D66-kabinetslid weigert aangenomen motie tegen linkse subsidies uit te voeren
Staatssecretaris Fleur Gräper-van Koolwijk (D66) weigert een aangenomen BBB-motie voor het afschaffen van linkse subsidies uit te voeren. Volgens haar is de motie juridisch niet mogelijk, en zaagt het aan de 'beginselen van behoorlijk bestuur en het belang van een gelijk speelveld'. Dit leidt tot verontwaardiging bij BBB.
In januari nam de Tweede Kamer een motie aan die oproept om de diversiteitseis bij cultuursubsidies af te schaffen. De motie, die was ingediend door BBB, SGP en de ChristenUnie, stelt dat cultuursubsidies beter moeten worden verspreid over het hele land en dat eisen omtrent diversiteit juist worden geschrapt. De motie kon rekenen op steun van een grote meerderheid in de Tweede Kamer.
Maar nu blijkt dat de motie niet zal worden uitgevoerd in zijn huidige vorm. Dit laat de staatssecretaris voor Media en Cultuur, Fleur Gräper-van Koolwijk (D66), weten in een Kamerbrief. Volgens haar is de motie 'juridisch niet mogelijk', omdat instellingen tot en met 31 januari 2024 de tijd hebben gehad om de aanvraag in te dienen voor de bis-periode 2025-2028.
Dat de motie een week voor deze deadline werd aangenomen, laat Gräper buiten beschouwing. Zij benadrukt dat het nu, bij publicatie van de Kamerbrief, al te laat is om nog maatregelen te treffen. 'Het nu aanpassen van de regeling is daarom juridisch niet mogelijk, ook met het oog op de algemene beginselen van behoorlijk bestuur en het belang van een gelijk speelveld', schrijft ze aan de Tweede Kamer.
'Geen sprake van dwingende sturing'
Maar dat is niet het enige. Gräper ontkent namelijk dat er 'inhoudelijk sprake van dwingende sturing op diversiteit en inclusie' zou zijn bij de criteria van cultuursubsidies.

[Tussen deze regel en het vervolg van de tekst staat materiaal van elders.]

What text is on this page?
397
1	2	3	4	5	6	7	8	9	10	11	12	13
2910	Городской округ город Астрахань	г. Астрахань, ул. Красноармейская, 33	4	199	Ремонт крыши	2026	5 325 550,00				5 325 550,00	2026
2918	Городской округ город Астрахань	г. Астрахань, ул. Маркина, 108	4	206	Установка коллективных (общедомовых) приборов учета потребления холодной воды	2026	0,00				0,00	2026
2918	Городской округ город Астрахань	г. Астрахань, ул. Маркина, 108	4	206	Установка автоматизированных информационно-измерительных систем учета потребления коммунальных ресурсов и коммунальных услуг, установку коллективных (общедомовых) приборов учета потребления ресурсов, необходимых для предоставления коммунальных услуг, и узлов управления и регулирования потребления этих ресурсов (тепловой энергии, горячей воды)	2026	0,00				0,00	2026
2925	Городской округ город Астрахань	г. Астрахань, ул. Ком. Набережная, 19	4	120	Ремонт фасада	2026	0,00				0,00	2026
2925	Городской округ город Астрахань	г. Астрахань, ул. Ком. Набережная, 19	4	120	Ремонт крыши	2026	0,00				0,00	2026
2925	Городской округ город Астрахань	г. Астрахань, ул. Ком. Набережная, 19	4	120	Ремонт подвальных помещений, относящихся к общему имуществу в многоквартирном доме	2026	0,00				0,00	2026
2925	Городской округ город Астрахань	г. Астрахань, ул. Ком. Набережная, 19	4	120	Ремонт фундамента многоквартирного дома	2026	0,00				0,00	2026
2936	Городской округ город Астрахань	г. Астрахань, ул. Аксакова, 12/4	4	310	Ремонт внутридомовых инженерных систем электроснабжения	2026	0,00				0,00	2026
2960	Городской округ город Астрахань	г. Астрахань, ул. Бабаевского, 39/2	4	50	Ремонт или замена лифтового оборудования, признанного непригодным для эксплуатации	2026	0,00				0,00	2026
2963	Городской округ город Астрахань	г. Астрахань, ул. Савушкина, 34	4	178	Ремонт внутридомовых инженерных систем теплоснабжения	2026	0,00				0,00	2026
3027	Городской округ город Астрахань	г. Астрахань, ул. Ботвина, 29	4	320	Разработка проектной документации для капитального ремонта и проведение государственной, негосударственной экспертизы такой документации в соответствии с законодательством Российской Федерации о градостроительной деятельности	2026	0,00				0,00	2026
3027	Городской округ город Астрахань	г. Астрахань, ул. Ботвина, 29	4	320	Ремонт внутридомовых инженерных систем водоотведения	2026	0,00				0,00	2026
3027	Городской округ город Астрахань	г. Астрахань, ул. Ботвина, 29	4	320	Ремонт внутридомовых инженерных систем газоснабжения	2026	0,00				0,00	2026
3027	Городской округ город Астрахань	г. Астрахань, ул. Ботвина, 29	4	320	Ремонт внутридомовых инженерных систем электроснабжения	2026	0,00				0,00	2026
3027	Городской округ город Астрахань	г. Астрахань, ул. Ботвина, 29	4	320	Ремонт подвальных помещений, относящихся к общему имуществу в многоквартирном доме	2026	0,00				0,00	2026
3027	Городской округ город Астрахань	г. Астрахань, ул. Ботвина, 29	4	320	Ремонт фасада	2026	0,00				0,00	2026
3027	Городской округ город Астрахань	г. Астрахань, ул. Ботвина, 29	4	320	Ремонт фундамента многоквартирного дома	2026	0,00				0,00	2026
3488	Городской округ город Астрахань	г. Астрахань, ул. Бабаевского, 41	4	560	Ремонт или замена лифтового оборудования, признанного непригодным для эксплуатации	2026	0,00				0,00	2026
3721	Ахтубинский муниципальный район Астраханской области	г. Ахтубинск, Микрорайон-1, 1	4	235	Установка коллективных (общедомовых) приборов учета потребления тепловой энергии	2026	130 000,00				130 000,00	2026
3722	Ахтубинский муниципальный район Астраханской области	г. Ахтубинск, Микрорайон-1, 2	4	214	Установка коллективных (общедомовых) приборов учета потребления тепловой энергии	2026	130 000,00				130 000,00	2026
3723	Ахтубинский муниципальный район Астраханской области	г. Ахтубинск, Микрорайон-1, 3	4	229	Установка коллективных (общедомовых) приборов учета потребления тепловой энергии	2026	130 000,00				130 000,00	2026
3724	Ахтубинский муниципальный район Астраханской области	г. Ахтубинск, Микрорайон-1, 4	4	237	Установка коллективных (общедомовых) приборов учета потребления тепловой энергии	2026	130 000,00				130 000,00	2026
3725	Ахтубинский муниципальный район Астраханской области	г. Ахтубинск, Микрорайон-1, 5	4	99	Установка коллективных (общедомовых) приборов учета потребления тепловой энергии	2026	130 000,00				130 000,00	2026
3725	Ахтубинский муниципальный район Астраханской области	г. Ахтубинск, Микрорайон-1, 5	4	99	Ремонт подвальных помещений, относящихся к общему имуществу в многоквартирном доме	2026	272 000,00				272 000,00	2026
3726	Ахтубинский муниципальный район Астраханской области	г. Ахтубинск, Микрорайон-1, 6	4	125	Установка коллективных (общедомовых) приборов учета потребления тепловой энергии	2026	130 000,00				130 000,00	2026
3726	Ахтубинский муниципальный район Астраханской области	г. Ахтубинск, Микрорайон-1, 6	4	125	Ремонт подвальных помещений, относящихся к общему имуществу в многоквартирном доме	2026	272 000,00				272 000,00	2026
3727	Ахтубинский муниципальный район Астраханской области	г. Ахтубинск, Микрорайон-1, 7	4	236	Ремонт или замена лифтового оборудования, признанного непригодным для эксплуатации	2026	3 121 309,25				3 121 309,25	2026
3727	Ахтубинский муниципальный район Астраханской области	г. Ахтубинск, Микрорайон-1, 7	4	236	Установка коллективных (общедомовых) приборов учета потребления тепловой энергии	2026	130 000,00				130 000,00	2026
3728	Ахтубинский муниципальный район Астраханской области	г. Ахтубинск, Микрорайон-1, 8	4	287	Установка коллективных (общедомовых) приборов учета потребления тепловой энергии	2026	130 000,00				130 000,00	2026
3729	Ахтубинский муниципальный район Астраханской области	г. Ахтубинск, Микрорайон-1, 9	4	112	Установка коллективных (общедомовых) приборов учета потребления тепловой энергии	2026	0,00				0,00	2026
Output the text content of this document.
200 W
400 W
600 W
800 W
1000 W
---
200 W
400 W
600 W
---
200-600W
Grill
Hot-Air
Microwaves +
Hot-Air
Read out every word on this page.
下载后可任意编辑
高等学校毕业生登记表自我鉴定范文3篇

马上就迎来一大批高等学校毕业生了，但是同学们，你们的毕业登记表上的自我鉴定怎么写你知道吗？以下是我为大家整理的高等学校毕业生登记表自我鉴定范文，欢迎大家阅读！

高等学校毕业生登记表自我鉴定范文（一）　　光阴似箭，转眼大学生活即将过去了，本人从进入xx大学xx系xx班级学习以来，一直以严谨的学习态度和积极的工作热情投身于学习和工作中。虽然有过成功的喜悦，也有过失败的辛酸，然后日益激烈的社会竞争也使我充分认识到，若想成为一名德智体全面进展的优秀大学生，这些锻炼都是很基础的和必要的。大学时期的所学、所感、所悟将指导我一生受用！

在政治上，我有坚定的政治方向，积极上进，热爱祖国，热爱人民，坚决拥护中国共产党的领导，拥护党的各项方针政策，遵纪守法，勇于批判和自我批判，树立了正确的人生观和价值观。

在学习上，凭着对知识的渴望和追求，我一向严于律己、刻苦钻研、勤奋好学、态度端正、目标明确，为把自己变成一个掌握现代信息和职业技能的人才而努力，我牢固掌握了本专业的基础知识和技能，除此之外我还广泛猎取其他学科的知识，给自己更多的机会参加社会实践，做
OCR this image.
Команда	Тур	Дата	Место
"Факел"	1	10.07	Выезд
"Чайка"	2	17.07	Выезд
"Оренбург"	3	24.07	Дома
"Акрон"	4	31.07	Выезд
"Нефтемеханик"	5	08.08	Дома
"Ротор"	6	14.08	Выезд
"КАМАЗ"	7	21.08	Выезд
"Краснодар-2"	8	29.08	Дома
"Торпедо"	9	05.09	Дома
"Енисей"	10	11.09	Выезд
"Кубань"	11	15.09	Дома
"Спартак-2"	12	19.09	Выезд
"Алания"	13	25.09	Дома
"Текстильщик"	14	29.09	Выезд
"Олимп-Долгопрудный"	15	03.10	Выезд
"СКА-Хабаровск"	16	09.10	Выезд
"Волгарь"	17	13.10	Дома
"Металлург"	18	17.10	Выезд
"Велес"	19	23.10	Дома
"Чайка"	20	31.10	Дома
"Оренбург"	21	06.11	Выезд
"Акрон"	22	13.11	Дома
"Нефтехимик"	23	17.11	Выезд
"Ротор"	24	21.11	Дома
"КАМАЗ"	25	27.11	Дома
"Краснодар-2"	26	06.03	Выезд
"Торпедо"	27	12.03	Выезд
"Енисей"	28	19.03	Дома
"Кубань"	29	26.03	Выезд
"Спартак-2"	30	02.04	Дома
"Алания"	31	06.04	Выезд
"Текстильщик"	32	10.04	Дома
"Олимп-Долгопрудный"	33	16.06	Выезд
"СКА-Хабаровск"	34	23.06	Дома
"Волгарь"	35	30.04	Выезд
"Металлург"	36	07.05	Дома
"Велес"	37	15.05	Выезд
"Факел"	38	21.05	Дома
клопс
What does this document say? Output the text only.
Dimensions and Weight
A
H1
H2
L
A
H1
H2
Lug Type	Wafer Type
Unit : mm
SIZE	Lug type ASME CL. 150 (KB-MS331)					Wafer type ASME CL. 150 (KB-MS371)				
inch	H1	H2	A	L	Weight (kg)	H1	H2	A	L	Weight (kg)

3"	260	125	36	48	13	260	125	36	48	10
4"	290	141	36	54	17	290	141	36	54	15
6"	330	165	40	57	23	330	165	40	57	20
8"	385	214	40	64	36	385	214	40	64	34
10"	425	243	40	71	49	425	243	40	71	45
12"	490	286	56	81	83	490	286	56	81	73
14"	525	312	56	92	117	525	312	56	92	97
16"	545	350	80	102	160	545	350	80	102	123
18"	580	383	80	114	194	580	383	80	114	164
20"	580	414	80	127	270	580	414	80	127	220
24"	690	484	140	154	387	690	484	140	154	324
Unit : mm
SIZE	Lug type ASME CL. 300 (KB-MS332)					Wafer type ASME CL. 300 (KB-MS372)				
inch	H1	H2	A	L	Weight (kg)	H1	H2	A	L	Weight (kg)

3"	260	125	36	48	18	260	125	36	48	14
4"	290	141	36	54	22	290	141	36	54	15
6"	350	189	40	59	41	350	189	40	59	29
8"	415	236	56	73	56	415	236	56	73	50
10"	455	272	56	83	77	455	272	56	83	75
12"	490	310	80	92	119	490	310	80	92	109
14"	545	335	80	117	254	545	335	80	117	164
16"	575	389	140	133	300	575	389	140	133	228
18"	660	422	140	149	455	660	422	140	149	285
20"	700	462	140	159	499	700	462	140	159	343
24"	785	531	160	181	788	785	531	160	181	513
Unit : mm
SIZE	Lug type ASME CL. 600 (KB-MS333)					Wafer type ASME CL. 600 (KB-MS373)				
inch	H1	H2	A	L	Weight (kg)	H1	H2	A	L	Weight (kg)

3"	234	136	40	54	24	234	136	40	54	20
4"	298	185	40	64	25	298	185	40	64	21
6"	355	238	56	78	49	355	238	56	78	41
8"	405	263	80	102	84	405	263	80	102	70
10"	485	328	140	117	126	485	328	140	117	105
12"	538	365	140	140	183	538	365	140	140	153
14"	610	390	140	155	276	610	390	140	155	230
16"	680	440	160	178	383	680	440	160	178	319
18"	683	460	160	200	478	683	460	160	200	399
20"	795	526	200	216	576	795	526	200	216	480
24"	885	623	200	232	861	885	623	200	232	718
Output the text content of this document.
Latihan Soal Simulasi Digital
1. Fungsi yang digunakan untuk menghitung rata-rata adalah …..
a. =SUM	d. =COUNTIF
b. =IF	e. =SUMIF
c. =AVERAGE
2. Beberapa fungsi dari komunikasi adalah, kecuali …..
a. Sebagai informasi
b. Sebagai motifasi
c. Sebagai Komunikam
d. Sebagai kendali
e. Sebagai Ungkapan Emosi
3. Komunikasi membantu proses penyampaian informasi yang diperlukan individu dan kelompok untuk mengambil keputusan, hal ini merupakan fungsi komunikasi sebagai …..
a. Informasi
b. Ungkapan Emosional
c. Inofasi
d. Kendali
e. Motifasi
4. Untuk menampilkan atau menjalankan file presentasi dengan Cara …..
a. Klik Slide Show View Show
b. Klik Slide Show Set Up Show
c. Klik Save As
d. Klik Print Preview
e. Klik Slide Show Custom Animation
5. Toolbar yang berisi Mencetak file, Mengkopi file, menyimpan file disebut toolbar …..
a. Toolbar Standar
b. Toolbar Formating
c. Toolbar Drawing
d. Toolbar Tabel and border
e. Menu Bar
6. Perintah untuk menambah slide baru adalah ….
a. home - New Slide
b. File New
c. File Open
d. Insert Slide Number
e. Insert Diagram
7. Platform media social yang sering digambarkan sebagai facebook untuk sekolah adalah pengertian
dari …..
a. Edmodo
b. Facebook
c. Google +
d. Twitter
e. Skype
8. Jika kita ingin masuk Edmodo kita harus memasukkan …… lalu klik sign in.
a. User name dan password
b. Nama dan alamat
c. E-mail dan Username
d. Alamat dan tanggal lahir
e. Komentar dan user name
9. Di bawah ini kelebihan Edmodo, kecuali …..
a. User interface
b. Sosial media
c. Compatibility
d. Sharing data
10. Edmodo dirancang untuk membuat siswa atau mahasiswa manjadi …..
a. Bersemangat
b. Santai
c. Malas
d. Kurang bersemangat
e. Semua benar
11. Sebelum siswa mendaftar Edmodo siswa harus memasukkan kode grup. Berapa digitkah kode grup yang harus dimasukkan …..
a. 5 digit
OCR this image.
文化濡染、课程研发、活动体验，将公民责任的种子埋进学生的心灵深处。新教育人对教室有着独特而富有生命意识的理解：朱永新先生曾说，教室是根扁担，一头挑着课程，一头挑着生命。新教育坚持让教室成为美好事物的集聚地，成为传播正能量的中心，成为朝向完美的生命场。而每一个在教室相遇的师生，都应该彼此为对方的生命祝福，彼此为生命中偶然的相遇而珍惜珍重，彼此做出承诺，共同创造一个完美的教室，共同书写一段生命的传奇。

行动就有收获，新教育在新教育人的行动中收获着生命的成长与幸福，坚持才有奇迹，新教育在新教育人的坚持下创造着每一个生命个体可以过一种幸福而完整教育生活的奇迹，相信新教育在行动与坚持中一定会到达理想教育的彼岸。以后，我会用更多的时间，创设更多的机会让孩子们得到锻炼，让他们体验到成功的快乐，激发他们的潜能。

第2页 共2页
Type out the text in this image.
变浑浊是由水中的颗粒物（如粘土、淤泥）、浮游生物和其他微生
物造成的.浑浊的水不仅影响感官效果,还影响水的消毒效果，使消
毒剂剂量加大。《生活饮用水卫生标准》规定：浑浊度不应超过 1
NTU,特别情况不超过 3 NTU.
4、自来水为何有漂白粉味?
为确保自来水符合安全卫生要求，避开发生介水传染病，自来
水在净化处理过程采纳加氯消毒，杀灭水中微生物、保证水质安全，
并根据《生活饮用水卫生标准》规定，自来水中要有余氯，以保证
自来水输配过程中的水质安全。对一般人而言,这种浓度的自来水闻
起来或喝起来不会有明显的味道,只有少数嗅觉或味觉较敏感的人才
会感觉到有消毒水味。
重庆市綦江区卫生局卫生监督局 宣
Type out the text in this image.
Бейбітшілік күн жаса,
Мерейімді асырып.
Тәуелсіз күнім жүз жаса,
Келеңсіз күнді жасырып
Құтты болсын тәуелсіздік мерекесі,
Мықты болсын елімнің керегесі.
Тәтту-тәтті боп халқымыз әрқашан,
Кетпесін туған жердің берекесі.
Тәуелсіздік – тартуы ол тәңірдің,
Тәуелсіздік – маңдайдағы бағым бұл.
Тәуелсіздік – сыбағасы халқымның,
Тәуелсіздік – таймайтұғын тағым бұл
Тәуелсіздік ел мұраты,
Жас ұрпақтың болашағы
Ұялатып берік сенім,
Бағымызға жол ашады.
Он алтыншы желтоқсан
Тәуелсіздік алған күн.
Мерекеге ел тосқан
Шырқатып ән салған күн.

Zij schrijft: 'Voor de periode 2025-2028 is aan instellingen gevraagd de Code Diversiteit en Inclusie te onderschrijven en te reflecteren hoe zij kunnen bijdragen aan de brede
definitie van diversiteit en inclusie. Instellingen zijn volledig vrij in de manier
waarop ze de code invullen. Dit doen zij aan de hand van hun eigen artistieke
profiel, de plek waar zij werken, hun geschiedenis en het publiek dat zij willen
bedienen. Er is dus geen harde norm voor het naleven van de code en er worden
ook geen afrekenbare en kwantificeerbare doelen gesteld.'
Desondanks zijn er wel degelijk criteria waaraan subsidieaanvragen moeten voldoen. Voor de periode van 2025-2028 is 'diversiteit en inclusiviteit' opgenomen als één van de vier criteria voor culturele instellingen. Als een instelling in aanmerking wil komen voor subsidies, moet het meer inclusie gaan brengen bij de vier p's: programma, publiek, personeel en partners. De Raad voor Cultuur zet echter vraagtekens bij de haalbaarheid van de toetsing hiervan.
'Goh, flauwekul?'
De Kamerbrief valt in slechte aarde bij BBB-Kamerlid Claudia van Zanten, die de motie indiende. 'Goh, "flauwekul"? Geen dwingende sturing op diversiteit en inclusie bij de verdeling van cultuursubsidies?' reageert ze via X.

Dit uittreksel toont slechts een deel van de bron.